COUNSEL: Marline Jenkins, self-represented Carole Jenkins, for the defendant
HEARD: February 8, 2024
Endorsement
[1] The registrar’s office referred this motion to me pursuant to rule 2.1.01(7) of the Rules of Civil Procedure, R.R.O. 1990, Reg. 194, following receipt of a written request from lawyers for the defendant, under rule 2.1.01(6).
[2] On January 11, 2024, I directed the registrar to give notice to the plaintiff that the court was considering making an order dismissing the action under rule 2.1.01. The registrar provided that notice on January 12, 2024, and invited the plaintiff to make written submissions explaining why the action should not be dismissed. The plaintiff did not provide written submissions by the deadline.
Rule 2.1
[3] Rule 2.1.01 permits the court to stay or dismiss a proceeding if the proceeding appears on its face to be frivolous or vexatious or otherwise an abuse of process of the court. In Gao v. Ontario (Workplace Safety and Insurance Board), 2014 ONSC 6100, Myers J. explained:
Rule 2.1 is not meant to apply to close calls. It is not a short form of summary judgment. But that does not mean that it is not to be robustly interpreted and applied. Where a proceeding appears on its face to meet the standards of frivolous, vexatious or an abuse of process, the court should be prepared to rigorously enforce the rule to nip the proceeding in the bud. Rigorous enforcement of this rule will not only protect respondents from incurring unrecoverable costs, but should positively contribute to access to justice by freeing up judicial and administrative resources that are so acutely needed to implement the “culture shift” mandated by the Supreme Court of Canada. The new rule tailors appropriate procedural fairness for the category of cases involved and is an example of early resolution of civil cases that is very much in line with the goals set out in Hryniak.
[4] The Court of Appeal approved of this approach in Scaduto v. Law Society of Upper Canada, 2015 ONCA 733.
[5] A frivolous or vexatious motion lacks a legal basis or legal merit or has been brought without reasonable grounds. Frivolous and vexatious proceedings are often identified by, among other features, their multiplicity and their use of rambling language which makes discerning a legitimate cause of action very difficult: Van Sluytman v Orillia Soldiers' Memorial Hospital, 2017 ONSC 692, at para. 11.
[6] The court is not to use rule 2.1.01 for close calls. However, neither the opposing parties nor the court should be required to devote scarce resources to proceedings or motions that are clearly frivolous and vexatious.
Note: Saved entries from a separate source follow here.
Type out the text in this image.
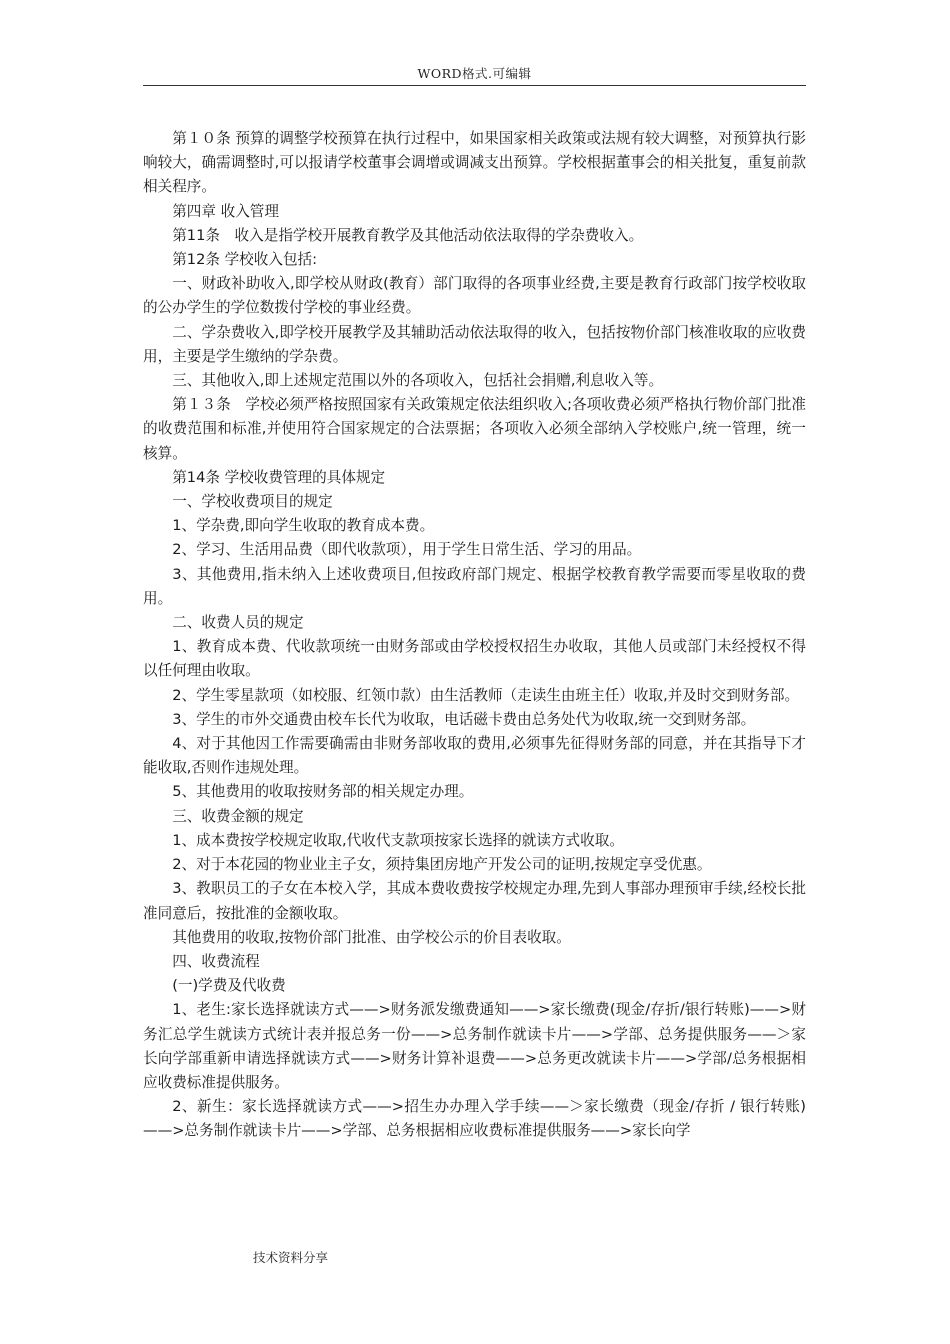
WORD格式.可编辑

第１０条 预算的调整学校预算在执行过程中，如果国家相关政策或法规有较大调整，对预算执行影响较大，确需调整时,可以报请学校董事会调增或调减支出预算。学校根据董事会的相关批复，重复前款相关程序。

第四章 收入管理

第11条　收入是指学校开展教育教学及其他活动依法取得的学杂费收入。

第12条 学校收入包括:

一、财政补助收入,即学校从财政(教育）部门取得的各项事业经费,主要是教育行政部门按学校收取的公办学生的学位数拨付学校的事业经费。

二、学杂费收入,即学校开展教学及其辅助活动依法取得的收入，包括按物价部门核准收取的应收费用，主要是学生缴纳的学杂费。

三、其他收入,即上述规定范围以外的各项收入，包括社会捐赠,利息收入等。

第１３条　学校必须严格按照国家有关政策规定依法组织收入;各项收费必须严格执行物价部门批准的收费范围和标准,并使用符合国家规定的合法票据；各项收入必须全部纳入学校账户,统一管理，统一核算。

第14条 学校收费管理的具体规定

一、学校收费项目的规定

1、学杂费,即向学生收取的教育成本费。

2、学习、生活用品费（即代收款项），用于学生日常生活、学习的用品。

3、其他费用,指未纳入上述收费项目,但按政府部门规定、根据学校教育教学需要而零星收取的费用。

二、收费人员的规定

1、教育成本费、代收款项统一由财务部或由学校授权招生办收取，其他人员或部门未经授权不得以任何理由收取。

2、学生零星款项（如校服、红领巾款）由生活教师（走读生由班主任）收取,并及时交到财务部。

3、学生的市外交通费由校车长代为收取，电话磁卡费由总务处代为收取,统一交到财务部。

4、对于其他因工作需要确需由非财务部收取的费用,必须事先征得财务部的同意，并在其指导下才能收取,否则作违规处理。

5、其他费用的收取按财务部的相关规定办理。

三、收费金额的规定

1、成本费按学校规定收取,代收代支款项按家长选择的就读方式收取。

2、对于本花园的物业业主子女，须持集团房地产开发公司的证明,按规定享受优惠。

3、教职员工的子女在本校入学，其成本费收费按学校规定办理,先到人事部办理预审手续,经校长批准同意后，按批准的金额收取。

其他费用的收取,按物价部门批准、由学校公示的价目表收取。

四、收费流程

(一)学费及代收费

1、老生:家长选择就读方式——>财务派发缴费通知——>家长缴费(现金/存折/银行转账)——>财务汇总学生就读方式统计表并报总务一份——>总务制作就读卡片——>学部、总务提供服务——＞家长向学部重新申请选择就读方式——>财务计算补退费——>总务更改就读卡片——>学部/总务根据相应收费标准提供服务。

2、新生：家长选择就读方式——>招生办办理入学手续——＞家长缴费（现金/存折 / 银行转账)——>总务制作就读卡片——>学部、总务根据相应收费标准提供服务——>家长向学

技术资料分享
Allowing such proceedings to occupy space on the court docket takes time away from other, more meritorious cases. There is simply no benefit to allowing clearly frivolous and vexatious proceedings to continue: Dunning v. Colliers Macaulay Nicolls Inc., 2023 ONSC 73, at para. 26; Foley v. Victoria Hospital London Health Services Centre, 2023 ONSC 4978, at para. 5.
[7] I find that the plaintiff’s action is frivolous and vexatious. The five-paragraph statement of claim does not plead a legally cognizable claim against the defendant. The plaintiff does not plead any material facts that could support a claim for any damages, much less the $25 million in damages sought. I find that the action lacks a legal basis or legal merit and has been brought without reasonable grounds.
[8] In addition, the plaintiff’s failure to respond to the court’s request that she provide submissions to explain why the action should not be dismissed is concerning. I infer that the plaintiff is not serious about pursuing this litigation and is abusing the court’s process.
[9] I find that this action is frivolous and vexatious. I dismiss the action under rule 2.1.01.